南初大口的喘著氣,一言不發,就連被陸驍牽著的手,都被南初過大的力道給狠狠的甩開。
她飛快的跑了出去,沒在理會身後的男人。
陸驍狠戾的看著韓啟堯,轉身就追了出去。
韓啟堯想也不想的跟了上去,但是卻被陸驍的保鏢給攔了下來,周圍的人也因為之前過大的動靜,有些興奮起來。
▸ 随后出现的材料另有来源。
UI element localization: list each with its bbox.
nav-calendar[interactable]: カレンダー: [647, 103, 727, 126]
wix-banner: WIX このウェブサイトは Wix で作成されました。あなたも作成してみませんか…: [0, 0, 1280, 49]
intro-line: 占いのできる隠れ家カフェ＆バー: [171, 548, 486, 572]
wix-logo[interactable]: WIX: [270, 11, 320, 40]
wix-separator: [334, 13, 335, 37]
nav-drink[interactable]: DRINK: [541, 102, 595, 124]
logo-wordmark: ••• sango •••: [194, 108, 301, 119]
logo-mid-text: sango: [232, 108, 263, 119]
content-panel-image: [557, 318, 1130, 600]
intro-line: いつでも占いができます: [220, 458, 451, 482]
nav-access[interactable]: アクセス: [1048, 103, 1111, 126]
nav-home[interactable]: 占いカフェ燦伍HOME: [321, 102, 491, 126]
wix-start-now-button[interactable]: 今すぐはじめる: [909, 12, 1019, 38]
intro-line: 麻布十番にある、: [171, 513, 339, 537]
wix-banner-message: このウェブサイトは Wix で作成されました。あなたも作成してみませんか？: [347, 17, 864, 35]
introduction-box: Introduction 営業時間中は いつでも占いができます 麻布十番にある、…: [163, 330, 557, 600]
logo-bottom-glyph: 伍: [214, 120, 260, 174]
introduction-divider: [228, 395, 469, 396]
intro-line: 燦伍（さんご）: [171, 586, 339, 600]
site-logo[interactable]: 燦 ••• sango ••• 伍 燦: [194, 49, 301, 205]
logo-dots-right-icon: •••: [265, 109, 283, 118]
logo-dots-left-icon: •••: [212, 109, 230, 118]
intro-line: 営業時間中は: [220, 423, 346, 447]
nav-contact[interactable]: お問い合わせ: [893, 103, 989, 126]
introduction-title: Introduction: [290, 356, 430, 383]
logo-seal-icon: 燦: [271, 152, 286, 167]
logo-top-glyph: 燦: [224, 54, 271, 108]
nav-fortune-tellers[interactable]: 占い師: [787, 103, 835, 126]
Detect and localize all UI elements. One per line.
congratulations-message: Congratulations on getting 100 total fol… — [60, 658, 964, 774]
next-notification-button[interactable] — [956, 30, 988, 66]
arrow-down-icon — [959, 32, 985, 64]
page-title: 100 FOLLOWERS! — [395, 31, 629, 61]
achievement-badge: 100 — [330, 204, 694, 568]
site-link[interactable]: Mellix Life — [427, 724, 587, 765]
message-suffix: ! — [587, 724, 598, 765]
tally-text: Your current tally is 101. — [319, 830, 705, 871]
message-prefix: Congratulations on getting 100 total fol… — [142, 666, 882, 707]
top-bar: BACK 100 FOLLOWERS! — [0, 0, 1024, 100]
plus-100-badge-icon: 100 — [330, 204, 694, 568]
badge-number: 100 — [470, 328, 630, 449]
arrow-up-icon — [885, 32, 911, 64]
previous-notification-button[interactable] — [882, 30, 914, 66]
但徐銘和王楠的反應極快,第一時間就處理了現場的所有情況。
除去韓啟堯,在場的人被清的幹幹淨淨。
等徐銘和王楠離開的時候,整個樓道就隻剩下韓啟堯一個人,周遭散發出的陰鷙氣息,讓人完全不敢靠近。
……
——
陸驍追了兩個樓梯的拐角,才追到南初。
南初跑的極快,被拽到陸驍懷裏的時候,猛然的撞了一下,下一秒就跟著瘋狂的掙紮了起來。
不依不饒,不管不顧的。
“南初。”陸驍的聲音很沉,帶著警告。
“你走啊,你走啊!”南初怒吼著,拍打著陸驍,一邊喊著,眼眶紅的嚇人,就這麼哭著。
梨花帶淚,卻更多的是狼狽不堪。
忽然——
陸驍就這麼直接扣住了南初的手,重重的把她壓在了牆壁上,薄唇吻了上去,徹底堵住了南初所有的聲音。
南初嗚咽著,瞪著眼睛看著陸驍。
那聲音低沉,卻充滿繾綣,又透著一絲讓人猜不透的複雜:“跑什麼!”
南初轉過頭,不說話。
黑色的發絲就這麼垂落在自己的雙頰,遮擋住了自己的臉。
陸驍的手才想把南初的頭發給拉開,南初卻忽然伸手擋住了陸驍,不想讓這人看見自己狼狽的模樣。
陸驍看了一眼南初,就這麼自然的抓住了南初的手,牽著她,大掌把綿軟的小手徹底的包裹在掌心。
一言不發,牽著南初,順著台階,一步步的朝下走著。
南初是被動的,但是被陸驍牽著,卻又沒了任何反抗的餘地,想掙紮,陸驍就牽的更緊。
這樣幾乎是壓抑的氣氛,一直到兩人坐到車上,都不曾消散。
一上車,陸驍的手機就響了,是徐銘的:“陸總,醫院的事情都處理好了,不會有任何消息外傳。”
陸驍嗯了聲,就直接掛了電話,手機被隨意的丟在了儀表盤上。
南初低著頭,就這麼絞著手,坐在副駕駛座,連安全帶都忘記扣。
陸驍看了一眼南初,很自然的把安全帶給她係了上去,靜謐的車內空間,就隻能聽見安全帶扣上的聲音。
很輕,卻也格外的清脆。
陸驍貼的南初很近,撲麵而來的灼熱氣息清晰可見,越是這樣,南初越顯得局促。
偏偏,陸驍又不說話,兩人就這麼僵著。
甚至,南初都不敢看陸驍。
也不知道是因為韓啟堯那幾乎是曖昧不明的話,還是因為現在和陸驍的關係。
這些事本就沒必要和陸驍解釋的,可因為不解釋,兩人之間始終流淌著一種極為壓抑的氣氛。
但,就算解釋了,陸驍又會信嗎?
最終,南初低著頭,手心就這麼摳著車座椅的真皮坐墊,腳趾頭在鞋子裏,徹底的蜷縮了起來。
忽然——
陸驍冷不丁的就這麼親了下南初的唇,接著就鬆開了南初。
不鹹不淡的。
南初默了默,也沒說話。
車子平穩的從醫院的地下停車場開了出去,避讓開了記者的視線,記者也沒想到南初會在第二天就出院,自然也沒注意到來來回回的車子。
很平順的,就這麼開到了主幹道上。
陸驍骨節分明的修長手指就這麼把握著方向盤,專注的看著前方的路況,完全沒把精力分給南初。
南初也不吭氣,側著頭就這麼看著窗外不斷後退的一草一木。
一直到車子轉上了雲南路,這裏不是去別墅的方向,也不是去市區公寓的方向,這才讓南初回過神,看向了陸驍。
“這是去哪裏?”南初猶豫了下,還是忍不住開口問著。
陸驍頭也不回:“金樽。”
南初:“……”
她忽然有了一種,陸公子真的是狡兔三窟的感覺,隨時隨地都可以給你變出一個新的地方。
然後,南初默了默,安靜的不說話。
車子一路朝著金樽公寓開了去,一直到車子停在車庫的停車位,兩人都沒開口說過一句話。